Bu ay 5 gece 6 gün süren bir Karadeniz turundaydım. Geçen sene de Sinop'a kadar olan bir tura katılmıştım aslında ama bloga yazacak vakit bulamadım. Şimdi kısa kısa fotoğraflarla desteklediğim bir karadeniz günlüğü yazmayı düşündüm. Haydi başlıyoruz.
1. Gün
Zongul'dan gece 12'de yola çıkan çoğunluğu teyzelerden oluşan kalabalık sabah 9 gibi tek şöförle(!) Samsun'a vardı. Samsun'da dönüşte kalacağımız Samsun
airport resort otel'de kahvaltı yaptık.
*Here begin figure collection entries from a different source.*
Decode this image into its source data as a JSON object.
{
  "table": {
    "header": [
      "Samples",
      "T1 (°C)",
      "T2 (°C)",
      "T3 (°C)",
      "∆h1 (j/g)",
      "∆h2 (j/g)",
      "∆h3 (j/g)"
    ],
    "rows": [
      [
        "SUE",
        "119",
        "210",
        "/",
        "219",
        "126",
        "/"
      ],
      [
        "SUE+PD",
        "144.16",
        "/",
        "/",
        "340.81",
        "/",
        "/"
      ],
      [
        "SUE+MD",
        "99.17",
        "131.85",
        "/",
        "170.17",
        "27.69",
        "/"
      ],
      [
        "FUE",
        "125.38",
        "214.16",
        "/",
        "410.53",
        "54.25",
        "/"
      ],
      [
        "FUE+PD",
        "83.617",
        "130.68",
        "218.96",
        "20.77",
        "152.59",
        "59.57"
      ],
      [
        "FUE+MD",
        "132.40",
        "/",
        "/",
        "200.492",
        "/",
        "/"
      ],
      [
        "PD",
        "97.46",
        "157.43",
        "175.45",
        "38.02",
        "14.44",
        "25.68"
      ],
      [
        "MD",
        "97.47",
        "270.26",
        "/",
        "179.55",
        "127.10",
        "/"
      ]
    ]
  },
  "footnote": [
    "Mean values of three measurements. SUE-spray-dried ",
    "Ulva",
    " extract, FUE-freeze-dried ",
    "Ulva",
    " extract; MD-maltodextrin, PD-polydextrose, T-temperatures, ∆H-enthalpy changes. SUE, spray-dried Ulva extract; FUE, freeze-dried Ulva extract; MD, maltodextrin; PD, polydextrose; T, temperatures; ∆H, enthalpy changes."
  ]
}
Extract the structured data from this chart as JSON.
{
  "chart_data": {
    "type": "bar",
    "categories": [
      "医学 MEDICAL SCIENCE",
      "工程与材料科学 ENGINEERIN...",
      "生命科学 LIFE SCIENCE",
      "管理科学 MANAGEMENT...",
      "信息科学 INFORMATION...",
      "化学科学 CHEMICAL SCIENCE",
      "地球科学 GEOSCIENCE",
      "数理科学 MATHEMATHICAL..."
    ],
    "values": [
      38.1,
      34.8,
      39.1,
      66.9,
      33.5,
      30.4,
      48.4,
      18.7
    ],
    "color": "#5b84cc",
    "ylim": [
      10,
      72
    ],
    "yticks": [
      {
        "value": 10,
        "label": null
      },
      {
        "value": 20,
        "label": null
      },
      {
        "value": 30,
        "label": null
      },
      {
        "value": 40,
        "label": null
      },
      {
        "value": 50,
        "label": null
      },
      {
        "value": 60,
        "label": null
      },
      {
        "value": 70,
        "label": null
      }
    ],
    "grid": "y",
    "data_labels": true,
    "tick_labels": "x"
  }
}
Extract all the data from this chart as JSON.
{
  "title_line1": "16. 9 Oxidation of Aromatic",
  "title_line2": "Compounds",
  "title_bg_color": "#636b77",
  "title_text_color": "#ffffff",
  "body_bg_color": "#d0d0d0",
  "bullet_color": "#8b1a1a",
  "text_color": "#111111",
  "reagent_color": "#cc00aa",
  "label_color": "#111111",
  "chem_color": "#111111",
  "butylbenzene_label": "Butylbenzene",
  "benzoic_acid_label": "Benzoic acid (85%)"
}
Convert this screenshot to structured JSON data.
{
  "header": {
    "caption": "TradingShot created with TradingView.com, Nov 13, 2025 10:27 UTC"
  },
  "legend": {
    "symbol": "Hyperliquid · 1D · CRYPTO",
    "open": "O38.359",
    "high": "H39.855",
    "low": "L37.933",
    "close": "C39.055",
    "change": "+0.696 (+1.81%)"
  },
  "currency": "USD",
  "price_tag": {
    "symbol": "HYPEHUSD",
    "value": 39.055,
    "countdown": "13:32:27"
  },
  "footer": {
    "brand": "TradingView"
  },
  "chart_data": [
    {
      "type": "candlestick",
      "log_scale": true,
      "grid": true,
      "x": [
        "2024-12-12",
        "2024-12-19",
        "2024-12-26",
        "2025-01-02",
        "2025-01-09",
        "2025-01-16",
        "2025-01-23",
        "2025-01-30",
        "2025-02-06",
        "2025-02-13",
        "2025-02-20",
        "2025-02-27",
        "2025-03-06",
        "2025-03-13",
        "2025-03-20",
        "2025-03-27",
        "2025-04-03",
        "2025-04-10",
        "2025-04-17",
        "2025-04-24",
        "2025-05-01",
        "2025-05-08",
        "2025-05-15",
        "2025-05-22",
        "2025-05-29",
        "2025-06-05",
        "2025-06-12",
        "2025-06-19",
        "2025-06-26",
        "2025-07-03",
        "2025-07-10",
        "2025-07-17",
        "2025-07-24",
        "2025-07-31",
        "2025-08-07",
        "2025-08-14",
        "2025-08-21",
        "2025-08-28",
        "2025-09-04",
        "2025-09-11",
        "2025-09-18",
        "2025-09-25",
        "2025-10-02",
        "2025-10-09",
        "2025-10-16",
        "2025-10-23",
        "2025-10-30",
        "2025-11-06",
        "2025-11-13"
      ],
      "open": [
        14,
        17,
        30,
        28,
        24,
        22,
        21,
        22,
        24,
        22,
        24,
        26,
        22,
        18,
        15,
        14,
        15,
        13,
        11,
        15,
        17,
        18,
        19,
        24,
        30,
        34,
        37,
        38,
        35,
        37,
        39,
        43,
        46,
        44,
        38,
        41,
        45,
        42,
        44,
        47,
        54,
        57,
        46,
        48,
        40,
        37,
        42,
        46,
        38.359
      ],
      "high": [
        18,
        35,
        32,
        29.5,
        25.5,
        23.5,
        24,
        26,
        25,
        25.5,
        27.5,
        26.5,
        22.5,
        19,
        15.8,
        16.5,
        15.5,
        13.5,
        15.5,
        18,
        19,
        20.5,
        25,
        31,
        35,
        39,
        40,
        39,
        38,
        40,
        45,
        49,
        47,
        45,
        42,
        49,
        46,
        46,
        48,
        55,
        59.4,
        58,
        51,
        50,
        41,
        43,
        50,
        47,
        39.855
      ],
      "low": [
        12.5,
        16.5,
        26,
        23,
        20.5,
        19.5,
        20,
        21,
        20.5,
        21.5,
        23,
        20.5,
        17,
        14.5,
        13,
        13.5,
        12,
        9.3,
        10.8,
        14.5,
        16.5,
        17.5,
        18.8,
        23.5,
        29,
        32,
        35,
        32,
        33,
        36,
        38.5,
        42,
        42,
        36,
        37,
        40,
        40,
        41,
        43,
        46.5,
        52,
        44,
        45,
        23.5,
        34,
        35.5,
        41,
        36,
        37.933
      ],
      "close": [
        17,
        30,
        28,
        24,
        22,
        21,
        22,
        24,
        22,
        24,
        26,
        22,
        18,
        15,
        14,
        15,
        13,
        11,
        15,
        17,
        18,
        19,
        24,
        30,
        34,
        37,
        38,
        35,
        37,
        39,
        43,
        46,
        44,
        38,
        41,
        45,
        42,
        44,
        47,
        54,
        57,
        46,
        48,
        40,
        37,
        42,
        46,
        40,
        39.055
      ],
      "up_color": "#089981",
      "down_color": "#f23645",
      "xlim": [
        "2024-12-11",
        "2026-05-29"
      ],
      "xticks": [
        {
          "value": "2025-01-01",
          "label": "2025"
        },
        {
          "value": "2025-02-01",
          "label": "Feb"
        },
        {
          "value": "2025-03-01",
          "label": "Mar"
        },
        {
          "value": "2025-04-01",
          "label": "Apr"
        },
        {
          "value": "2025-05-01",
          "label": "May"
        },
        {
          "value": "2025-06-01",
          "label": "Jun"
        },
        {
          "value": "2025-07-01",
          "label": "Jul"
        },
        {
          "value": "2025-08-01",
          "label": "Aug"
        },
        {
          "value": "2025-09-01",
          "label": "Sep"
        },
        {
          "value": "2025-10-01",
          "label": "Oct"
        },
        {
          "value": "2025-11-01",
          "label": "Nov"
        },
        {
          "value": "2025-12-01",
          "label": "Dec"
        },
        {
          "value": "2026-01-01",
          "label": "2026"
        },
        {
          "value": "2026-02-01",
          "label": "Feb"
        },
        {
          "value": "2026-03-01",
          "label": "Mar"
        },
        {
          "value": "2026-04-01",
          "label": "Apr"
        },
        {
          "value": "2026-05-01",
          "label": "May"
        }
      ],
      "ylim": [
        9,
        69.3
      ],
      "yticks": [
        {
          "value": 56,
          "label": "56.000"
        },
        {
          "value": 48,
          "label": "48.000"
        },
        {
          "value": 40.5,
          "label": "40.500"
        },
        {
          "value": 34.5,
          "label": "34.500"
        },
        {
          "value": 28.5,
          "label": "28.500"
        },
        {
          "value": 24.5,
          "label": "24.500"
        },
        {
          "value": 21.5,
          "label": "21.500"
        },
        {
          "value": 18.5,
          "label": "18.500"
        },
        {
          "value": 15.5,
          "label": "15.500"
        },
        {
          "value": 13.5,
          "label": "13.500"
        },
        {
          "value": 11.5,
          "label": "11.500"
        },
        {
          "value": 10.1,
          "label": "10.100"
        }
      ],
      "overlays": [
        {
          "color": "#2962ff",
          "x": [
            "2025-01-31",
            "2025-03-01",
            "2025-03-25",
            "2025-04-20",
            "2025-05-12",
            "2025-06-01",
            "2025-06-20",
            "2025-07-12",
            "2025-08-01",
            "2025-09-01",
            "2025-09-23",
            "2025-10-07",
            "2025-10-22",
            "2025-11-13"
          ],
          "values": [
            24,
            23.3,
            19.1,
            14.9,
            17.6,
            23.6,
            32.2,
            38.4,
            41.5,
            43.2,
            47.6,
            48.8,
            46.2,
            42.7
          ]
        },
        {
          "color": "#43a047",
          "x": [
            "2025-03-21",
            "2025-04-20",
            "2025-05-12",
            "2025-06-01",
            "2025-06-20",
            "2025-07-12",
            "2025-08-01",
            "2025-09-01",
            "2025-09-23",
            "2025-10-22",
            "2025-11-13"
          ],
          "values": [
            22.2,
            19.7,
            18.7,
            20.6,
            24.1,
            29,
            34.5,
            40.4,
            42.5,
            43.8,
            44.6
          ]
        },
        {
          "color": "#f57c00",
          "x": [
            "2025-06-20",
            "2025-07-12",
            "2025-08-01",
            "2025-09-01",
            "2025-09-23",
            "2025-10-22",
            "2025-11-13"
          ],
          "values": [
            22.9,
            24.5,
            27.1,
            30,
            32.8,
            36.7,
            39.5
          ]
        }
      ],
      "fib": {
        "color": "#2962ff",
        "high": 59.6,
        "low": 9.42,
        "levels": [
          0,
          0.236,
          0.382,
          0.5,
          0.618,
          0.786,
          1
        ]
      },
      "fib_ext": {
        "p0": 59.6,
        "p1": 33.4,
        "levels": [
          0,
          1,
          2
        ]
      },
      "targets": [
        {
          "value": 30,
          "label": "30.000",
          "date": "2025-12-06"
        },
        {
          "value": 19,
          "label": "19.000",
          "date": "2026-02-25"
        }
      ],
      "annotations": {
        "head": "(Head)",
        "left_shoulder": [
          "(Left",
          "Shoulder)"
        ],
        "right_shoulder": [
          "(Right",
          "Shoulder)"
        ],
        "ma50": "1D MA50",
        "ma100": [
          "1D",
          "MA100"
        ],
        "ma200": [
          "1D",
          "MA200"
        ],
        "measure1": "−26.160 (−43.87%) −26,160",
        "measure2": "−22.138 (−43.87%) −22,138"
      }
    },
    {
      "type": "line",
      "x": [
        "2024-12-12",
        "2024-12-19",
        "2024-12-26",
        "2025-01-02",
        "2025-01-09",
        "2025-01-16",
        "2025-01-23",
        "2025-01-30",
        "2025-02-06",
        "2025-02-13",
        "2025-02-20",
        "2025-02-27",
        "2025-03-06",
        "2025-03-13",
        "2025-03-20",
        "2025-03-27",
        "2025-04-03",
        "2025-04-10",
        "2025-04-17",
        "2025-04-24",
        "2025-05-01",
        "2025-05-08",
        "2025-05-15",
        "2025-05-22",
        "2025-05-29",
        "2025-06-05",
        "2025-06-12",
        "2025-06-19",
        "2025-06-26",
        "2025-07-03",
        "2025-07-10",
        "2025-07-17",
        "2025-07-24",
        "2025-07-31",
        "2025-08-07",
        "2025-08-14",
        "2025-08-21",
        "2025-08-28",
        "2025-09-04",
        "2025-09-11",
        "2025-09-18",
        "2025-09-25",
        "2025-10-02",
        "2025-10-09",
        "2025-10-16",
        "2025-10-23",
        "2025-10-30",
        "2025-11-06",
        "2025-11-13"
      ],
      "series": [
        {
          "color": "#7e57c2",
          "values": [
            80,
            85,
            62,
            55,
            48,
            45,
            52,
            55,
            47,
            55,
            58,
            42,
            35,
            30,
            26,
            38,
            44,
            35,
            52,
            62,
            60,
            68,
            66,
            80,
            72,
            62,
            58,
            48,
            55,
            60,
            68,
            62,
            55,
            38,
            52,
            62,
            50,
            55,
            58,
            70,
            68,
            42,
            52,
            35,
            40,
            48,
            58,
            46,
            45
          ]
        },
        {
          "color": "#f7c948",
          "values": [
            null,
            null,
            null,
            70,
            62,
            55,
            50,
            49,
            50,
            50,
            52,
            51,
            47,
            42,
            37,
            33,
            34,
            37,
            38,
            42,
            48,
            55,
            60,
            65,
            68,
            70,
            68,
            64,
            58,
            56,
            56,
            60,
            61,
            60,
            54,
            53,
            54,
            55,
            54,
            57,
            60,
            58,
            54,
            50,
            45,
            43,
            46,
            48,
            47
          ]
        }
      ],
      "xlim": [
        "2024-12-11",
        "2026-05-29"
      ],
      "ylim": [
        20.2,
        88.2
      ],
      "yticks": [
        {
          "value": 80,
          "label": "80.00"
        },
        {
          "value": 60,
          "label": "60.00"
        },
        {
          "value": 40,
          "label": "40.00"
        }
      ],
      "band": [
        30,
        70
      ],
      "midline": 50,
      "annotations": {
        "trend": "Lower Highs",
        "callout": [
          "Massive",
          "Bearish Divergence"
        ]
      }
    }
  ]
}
Açık büfe zengin bir kahvaltıydı. Sonra ordan çıktık ve bandırma vapurunu ziyarete gittik. Giriş öğrenci 1, tam 2 lira. Vapurun içinde komutanların insana hiç benzemeyen maketleri var. Bir kısmında da atatürk'ün herkesçe bilinen fotoğraflarından oluşan bir sergi yapmışlar ortaya da bir kaç parça özel eşyasını serpiştirmişler.
| |
gerçek değil, rekonstrüksiyon |
|
Samsun bizi aşırı bir yağmurla karşıladı. Dönüşte de samsun'dan geçeceğimiz için bu ziyareti yarıda bıraktık ve Ordu'ya doğru yola çıktık. İlk durak Ünye Çakırtepe.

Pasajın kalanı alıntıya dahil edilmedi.